Apapun yang digunakan orang Jawa biasanya memiliki sebuah filosofi termasuk tentang filosofi jarik. Jarik sendiri merupakan sebuah istilah untuk menyebut kain batik yang tersedia dalam berbagai macam corak.
Kain jarik ini biasa digunakan bersama dengan kebaya untuk menunjang berbusana dari jaman dulu. Tidak hanya dipakai untuk berbusana saja namun kain jarik kerap kali digunakan untuk menggendong bayi.
Kain Jarik dan Filosofinya
Ada perbedaan menarik antara kain jarik dengan kain lainnya terutama pada kehidupan masyarakat Jawa.
Pertama jarik dapat digunakan sebagai simbol tingkatan hidup serta status sosial seseorang dilihat dari motifnya.
Kedua dapat dijadikan sebagai gambaran dari mana seseorang itu berasal karena setiap daerah memiliki ciri khas dan motif berbeda.
Meskipun tidak secara resmi digunakan untuk menunjukkan status sosial seseorang namun sering digunakan untuk semua orang. Termasuk rakyat biasa juga menggunakan jarik menjadi bagian busana sehari-hari.
Ternyata ada makna tersendiri dari jarik tersebut yang sangat erat kaitannya dengan nasihat untuk kehidupan.
Makna Filosofi Kain Jarik
Sejarah kain jarik yang tertulis dalam buku Islam Kejawen karya M. Hariwijaya merupakan sebuah kain panjang yang digunakan untuk menutup tubuh sepanjang kaki.
Jarik sebenarnya memiliki makna sederhana yaitu aja gampang serik yang artinya menjadi orang jangan suka menjadi iri terhadap orang lain.

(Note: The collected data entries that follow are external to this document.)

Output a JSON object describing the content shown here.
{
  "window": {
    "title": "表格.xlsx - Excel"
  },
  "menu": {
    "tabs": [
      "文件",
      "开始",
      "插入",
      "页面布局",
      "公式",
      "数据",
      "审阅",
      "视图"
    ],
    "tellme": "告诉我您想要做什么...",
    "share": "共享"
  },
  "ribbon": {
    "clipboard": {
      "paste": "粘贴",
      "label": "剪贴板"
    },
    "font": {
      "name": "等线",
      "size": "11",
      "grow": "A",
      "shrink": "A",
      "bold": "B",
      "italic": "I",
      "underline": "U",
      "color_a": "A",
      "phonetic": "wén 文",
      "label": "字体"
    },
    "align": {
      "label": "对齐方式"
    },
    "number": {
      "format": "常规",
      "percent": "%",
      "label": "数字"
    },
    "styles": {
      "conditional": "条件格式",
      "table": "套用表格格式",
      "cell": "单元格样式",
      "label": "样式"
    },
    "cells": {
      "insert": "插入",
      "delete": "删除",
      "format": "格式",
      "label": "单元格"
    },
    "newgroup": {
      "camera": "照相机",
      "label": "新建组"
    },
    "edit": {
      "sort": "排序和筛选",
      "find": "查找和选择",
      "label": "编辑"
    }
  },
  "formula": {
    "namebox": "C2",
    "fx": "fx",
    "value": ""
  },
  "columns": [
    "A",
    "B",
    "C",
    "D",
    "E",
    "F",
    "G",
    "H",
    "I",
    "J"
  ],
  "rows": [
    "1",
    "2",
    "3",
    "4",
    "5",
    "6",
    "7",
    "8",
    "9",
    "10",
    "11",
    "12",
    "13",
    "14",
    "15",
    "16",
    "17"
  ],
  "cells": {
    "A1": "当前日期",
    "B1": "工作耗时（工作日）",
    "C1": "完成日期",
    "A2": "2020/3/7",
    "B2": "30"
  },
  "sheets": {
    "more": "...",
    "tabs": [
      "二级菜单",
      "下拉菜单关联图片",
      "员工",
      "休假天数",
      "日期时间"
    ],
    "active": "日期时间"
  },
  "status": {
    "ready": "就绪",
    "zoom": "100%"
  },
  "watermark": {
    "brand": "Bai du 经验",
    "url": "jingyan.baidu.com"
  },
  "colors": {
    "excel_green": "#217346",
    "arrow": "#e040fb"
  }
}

Begitu juga ketika menghadapi masalah harus berhati-hati dan tidak boleh grusa grusu.
Jarik digunakan dengan cara diwiru bagian ujungnya artinya wiru yaitu wiwiren aja nganti kleru. Artinya dalam segala hal harus terjadi demikian sehingga dapat membuat suasana menjadi harmonis.
Ketika menggunakan jarik dengan ingatan ojo gampang serik mengingatkan untuk membuang sifat iri dengki. Makna jarik tersebut membuat orang-orang Jawa pada jaman dulu memiliki sifat yang sangat lemah lembut dan legowo.
Tidak hanya lembut dalam bersikap namun juga lembut dari tutur kata sehingga tidak menyakiti sesama. Mungkin Anda bisa membedakan bagaimana wibawa seseorang ketika menggunakan jarik dibandingkan pakaian pada umumnya.
Fakta Lain Tentang Motif Kain Jarik
Perlu diketahui jarik Jawa memiliki motif yang sangat beragam dan digunakan sesuai dengan tujuan pemakaian. Ada beberapa jenis motif jarik yang memiliki pakem penggunaan untuk upacara pernikahan, menjelang kelahiran serta kematian.
Untuk rangkaian upacara pernikahan memakai adat Jawa ada banyak motif batik yang akan digunakan. Dari acara siraman sampai akad menggunakan motif berbeda-beda dan tidak boleh asal pakai saja.
Pada acara siraman menggunakan batik dengan motif grompol dimaksudkan dengan harapan diberikan rejeki berlimpah.
Ketika midodareni menggunakan motif truntum yang memiliki arti siap dituntun dan motif ini diciptakan oleh Kanjeng Ratu Beruk, Selir dari Pakubuwana III.
Mempelai laki-laki akan menggunakan motif wahyu tumurun dengan makna adanya pengharapan datangnya wahyu Tuhan.
Pada saat akad nikah mempelai dapat memilih salah satu dari 3 pilihan motif yaitu sidomukti, sidoluhur dan juga sidoasih. Sido artinya menjadi, mukti artinya kemakmuran, luhur artinya mulia dan asih artinya dicintai.
Selama prosesi panggih dan resepsi bisa memilih motif semen ageng yang dipadukan dengan busana kain dodot pada paes ageng.
Untuk upacara menjelang kelahiran bisa memilih beberapa motif yaitu wahyu tumurun, motif cakar, motif ksatria, motif sidomukti dan motif babon angrem.
Khusus untuk upacara kematian menggunakan motif batik slobog sebagai lambang duka cita. Maknanya agar arwah yang meninggal diberikan kelonggaran serta ampunan dan dilapangkan kuburnya.
Filosofi Kain Surjan yang penuh dengan makna
Filosofi jarik memiliki makna yang sangat mendalam dan begitu erat kaitannya tentang kehidupan terutama masyarakat Jawa.